Um dos projetos para colocar o poder desse algoritmo nas mãos de um médico mostrou uma lista de diagnósticos classificados por probabilidade quando o médico examinou uma nova imagem de uma lesão na pele. Outro exibia apenas uma probabilidade de que a lesão fosse maligna, mais próxima da visão de um sistema que poderia substituir um médico. Um terceiro recuperou imagens previamente diagnosticadas que o algoritmo julgava semelhantes, para fornecer ao médico alguns pontos de referência.
Testes com mais de 300 médicos descobriram que eles eram mais precisos ao usar a lista classificada de diagnósticos. Sua taxa de acerto subiu 13 pontos percentuais. As outras duas abordagens não melhoraram a precisão dos médicos. E nem todos os médicos obtiveram o mesmo benefício.
Médicos menos experientes, como residentes, mudavam seu diagnóstico com base nos conselhos de IA com mais frequência e costumavam ter razão em fazê-lo. Médicos com muita experiência, como dermatologistas certificados, mudavam seus diagnósticos com base no resultado do software com muito menos frequência. Esses médicos experientes se beneficiaram apenas quando relataram menos confiança, e mesmo assim o benefício foi marginal.
Tschandl diz que isso sugere que as ferramentas de dermatologia da IA podem ser mais bem direcionadas como assistentes de especialistas em treinamento ou de médicos de clínica geral que não trabalham intensivamente na área. “Se você faz isso há mais de 10 anos, não precisa usá-lo ou não deveria, porque isso pode levar você a coisas erradas”, diz ele. Em alguns casos, médicos experientes negaram um diagnóstico correto trocando incorretamente quando o algoritmo estava errado.
Essas descobertas e o experimento na aula de dermatologia de Kittler mostram como os pesquisadores podem desenvolver a IA que acrescenta em vez de eliminar os médicos. Sancy Leachman, especialista em melanoma e professora de dermatologia da Oregon Health & Science University, espera ver mais desses estudos – e não, ela diz, porque teme ser substituída.
“Não se trata de quem faz o trabalho, humano ou máquina”, diz ela. “A questão é como você usa com sucesso o melhor dos dois mundos para obter os melhores resultados”. A IA que ajuda os clínicos gerais a pegar mais melanomas ou outros cânceres de pele pode salvar muitas vidas, diz ela, porque os cânceres de pele são altamente tratáveis se detectados precocemente. Leachman acrescenta que provavelmente será mais fácil convencer os médicos a adotar a tecnologia projetada para aprimorar e desenvolver seu trabalho do que substituí-lo.
O novo estudo também incluiu um experimento que destaca os perigos potenciais de adotar essa tecnologia. Ele testou o que aconteceu quando os médicos trabalharam com uma versão do algoritmo preparada para dar conselhos incorretos, simulando software defeituoso.
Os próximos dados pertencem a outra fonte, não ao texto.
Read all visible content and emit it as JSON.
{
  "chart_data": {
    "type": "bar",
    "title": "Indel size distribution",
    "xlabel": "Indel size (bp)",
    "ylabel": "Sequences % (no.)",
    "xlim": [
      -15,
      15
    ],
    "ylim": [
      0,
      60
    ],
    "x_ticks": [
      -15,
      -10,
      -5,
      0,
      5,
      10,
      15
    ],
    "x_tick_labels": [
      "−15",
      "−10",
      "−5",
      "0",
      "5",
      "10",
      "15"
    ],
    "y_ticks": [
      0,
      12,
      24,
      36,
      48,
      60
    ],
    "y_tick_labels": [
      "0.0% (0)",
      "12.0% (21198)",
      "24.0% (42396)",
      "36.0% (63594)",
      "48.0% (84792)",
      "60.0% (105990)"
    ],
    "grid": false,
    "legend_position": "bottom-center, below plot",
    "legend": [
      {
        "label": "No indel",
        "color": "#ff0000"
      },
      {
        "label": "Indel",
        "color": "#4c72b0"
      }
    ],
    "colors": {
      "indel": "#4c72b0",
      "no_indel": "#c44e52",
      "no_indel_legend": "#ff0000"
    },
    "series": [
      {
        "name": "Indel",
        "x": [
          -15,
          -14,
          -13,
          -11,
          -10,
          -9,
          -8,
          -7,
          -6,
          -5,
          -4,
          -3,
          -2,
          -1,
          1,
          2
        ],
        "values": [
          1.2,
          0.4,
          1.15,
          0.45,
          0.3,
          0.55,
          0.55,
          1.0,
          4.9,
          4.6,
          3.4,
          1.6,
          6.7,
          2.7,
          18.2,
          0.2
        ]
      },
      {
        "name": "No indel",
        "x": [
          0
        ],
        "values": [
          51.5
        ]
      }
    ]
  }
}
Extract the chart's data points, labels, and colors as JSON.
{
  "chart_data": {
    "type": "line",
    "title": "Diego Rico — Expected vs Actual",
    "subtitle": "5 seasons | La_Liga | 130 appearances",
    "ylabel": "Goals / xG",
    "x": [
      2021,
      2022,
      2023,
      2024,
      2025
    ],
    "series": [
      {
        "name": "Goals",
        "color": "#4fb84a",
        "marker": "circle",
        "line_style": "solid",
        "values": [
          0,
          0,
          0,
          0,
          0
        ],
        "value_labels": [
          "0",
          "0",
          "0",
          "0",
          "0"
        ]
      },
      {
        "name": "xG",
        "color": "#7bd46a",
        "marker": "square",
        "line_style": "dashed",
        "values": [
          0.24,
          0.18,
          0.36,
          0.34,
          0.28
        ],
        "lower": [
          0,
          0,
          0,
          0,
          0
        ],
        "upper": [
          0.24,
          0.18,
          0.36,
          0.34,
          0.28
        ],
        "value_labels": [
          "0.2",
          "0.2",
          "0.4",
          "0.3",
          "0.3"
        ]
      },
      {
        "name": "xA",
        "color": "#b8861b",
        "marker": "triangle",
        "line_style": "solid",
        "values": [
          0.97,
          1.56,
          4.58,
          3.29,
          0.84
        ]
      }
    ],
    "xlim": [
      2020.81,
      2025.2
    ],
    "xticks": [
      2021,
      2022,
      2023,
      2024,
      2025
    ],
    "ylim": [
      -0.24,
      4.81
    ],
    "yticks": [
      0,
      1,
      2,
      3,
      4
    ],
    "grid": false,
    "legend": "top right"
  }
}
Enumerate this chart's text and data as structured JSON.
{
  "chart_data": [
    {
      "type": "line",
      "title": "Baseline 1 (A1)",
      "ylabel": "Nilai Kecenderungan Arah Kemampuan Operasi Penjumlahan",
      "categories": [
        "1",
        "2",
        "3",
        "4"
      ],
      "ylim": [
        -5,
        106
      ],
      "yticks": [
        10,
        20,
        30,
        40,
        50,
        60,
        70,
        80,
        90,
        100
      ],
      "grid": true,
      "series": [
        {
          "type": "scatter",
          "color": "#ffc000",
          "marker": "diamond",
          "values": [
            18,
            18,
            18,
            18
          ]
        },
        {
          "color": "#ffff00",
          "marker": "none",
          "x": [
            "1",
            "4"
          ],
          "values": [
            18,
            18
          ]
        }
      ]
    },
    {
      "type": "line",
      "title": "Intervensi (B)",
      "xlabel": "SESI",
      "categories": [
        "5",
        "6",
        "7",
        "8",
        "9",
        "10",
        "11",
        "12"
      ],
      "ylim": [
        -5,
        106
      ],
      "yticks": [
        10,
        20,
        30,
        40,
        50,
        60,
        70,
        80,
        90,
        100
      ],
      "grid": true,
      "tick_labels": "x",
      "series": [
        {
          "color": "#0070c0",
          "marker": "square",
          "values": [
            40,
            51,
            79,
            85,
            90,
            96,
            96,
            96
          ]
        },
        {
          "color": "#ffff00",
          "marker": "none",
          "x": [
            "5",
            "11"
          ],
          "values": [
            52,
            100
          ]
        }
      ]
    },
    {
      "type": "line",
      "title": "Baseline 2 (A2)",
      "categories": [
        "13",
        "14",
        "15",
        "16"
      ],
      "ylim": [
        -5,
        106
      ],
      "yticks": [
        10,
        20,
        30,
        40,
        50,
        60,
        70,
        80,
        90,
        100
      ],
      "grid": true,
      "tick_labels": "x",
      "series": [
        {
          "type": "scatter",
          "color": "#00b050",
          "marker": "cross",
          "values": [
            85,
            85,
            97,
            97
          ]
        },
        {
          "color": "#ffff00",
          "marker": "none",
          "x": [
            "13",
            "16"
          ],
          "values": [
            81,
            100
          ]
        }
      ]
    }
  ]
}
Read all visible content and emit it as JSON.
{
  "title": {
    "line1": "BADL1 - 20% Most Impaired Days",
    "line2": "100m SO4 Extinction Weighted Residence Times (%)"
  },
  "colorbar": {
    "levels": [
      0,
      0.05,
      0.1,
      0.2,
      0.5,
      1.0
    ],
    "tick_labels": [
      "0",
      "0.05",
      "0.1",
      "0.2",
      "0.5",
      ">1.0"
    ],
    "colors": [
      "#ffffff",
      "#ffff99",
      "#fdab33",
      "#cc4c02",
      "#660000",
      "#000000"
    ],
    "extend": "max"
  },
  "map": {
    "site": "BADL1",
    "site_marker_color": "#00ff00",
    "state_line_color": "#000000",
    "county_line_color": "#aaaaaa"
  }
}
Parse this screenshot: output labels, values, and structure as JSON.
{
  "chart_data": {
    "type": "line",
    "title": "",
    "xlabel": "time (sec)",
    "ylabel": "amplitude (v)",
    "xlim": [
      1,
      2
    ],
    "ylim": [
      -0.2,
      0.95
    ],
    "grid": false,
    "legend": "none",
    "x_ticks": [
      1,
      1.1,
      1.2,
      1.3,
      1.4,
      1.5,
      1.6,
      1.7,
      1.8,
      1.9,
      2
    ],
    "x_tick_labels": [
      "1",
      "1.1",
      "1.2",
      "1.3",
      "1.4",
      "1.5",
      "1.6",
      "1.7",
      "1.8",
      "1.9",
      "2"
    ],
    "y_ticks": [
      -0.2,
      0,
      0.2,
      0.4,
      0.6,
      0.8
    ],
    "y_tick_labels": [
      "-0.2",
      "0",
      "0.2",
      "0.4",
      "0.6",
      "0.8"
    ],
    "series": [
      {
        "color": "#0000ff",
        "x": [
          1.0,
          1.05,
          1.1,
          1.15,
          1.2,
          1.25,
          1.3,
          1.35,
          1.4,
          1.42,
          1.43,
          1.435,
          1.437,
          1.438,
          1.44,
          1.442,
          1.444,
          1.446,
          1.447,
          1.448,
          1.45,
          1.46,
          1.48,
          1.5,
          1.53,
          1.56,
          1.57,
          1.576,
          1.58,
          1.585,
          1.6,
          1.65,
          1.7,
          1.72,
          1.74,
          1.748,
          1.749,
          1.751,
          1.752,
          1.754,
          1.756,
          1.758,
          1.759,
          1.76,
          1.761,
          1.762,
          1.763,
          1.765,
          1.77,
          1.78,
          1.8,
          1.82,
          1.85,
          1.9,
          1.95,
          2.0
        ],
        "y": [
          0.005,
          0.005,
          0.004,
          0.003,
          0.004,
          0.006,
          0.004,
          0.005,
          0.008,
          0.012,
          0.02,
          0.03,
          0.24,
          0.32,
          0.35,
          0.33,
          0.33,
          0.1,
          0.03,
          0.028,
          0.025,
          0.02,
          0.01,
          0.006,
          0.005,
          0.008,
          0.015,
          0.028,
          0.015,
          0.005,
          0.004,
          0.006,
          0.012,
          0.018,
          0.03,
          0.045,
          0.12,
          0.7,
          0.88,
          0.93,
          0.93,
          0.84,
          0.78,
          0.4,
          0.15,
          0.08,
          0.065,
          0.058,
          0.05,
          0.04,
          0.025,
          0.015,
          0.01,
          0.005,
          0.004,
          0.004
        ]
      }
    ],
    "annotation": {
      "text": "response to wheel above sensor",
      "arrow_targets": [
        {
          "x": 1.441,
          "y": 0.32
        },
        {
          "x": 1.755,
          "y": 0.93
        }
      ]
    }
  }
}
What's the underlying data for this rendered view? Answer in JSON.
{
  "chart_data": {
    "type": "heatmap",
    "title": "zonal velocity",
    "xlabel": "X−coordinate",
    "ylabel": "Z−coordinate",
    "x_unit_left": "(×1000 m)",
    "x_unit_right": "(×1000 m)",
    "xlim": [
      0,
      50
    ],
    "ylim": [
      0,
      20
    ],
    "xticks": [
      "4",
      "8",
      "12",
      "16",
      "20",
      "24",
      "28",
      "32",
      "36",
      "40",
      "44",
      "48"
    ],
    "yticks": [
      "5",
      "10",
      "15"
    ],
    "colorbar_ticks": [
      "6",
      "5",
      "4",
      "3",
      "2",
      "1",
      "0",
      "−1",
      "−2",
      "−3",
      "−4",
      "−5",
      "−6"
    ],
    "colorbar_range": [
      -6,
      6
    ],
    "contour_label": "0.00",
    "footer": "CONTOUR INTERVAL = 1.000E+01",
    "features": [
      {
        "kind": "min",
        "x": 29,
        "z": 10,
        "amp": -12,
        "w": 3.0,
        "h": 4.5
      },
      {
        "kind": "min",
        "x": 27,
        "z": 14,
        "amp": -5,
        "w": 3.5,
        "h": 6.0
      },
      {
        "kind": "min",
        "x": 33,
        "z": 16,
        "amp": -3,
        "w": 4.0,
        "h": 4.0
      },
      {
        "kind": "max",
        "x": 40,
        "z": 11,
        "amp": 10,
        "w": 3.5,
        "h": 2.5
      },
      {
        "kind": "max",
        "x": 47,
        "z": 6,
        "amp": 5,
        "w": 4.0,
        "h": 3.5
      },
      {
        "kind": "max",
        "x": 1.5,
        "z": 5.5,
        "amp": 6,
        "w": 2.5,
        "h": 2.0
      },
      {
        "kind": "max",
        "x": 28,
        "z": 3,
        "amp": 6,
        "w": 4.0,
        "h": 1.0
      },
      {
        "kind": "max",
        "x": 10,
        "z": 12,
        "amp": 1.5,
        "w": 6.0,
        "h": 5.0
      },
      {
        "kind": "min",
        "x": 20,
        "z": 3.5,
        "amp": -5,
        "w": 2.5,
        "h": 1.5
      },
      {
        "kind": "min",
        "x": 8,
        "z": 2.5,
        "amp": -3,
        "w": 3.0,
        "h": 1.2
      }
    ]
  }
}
Clínicos de todos os níveis de experiência mostraram-se vulneráveis a serem enganados.
“Minha esperança era que os médicos fossem firmes, mas vimos a confiança que eles tinham no modelo de IA voltada contra eles”, diz Tschandl. Ele não sabe ao certo quais são as respostas, mas diz que trabalhos futuros sobre IA médica precisam considerar como ajudar os médicos a decidir quando desconfiar do que o computador lhes diz.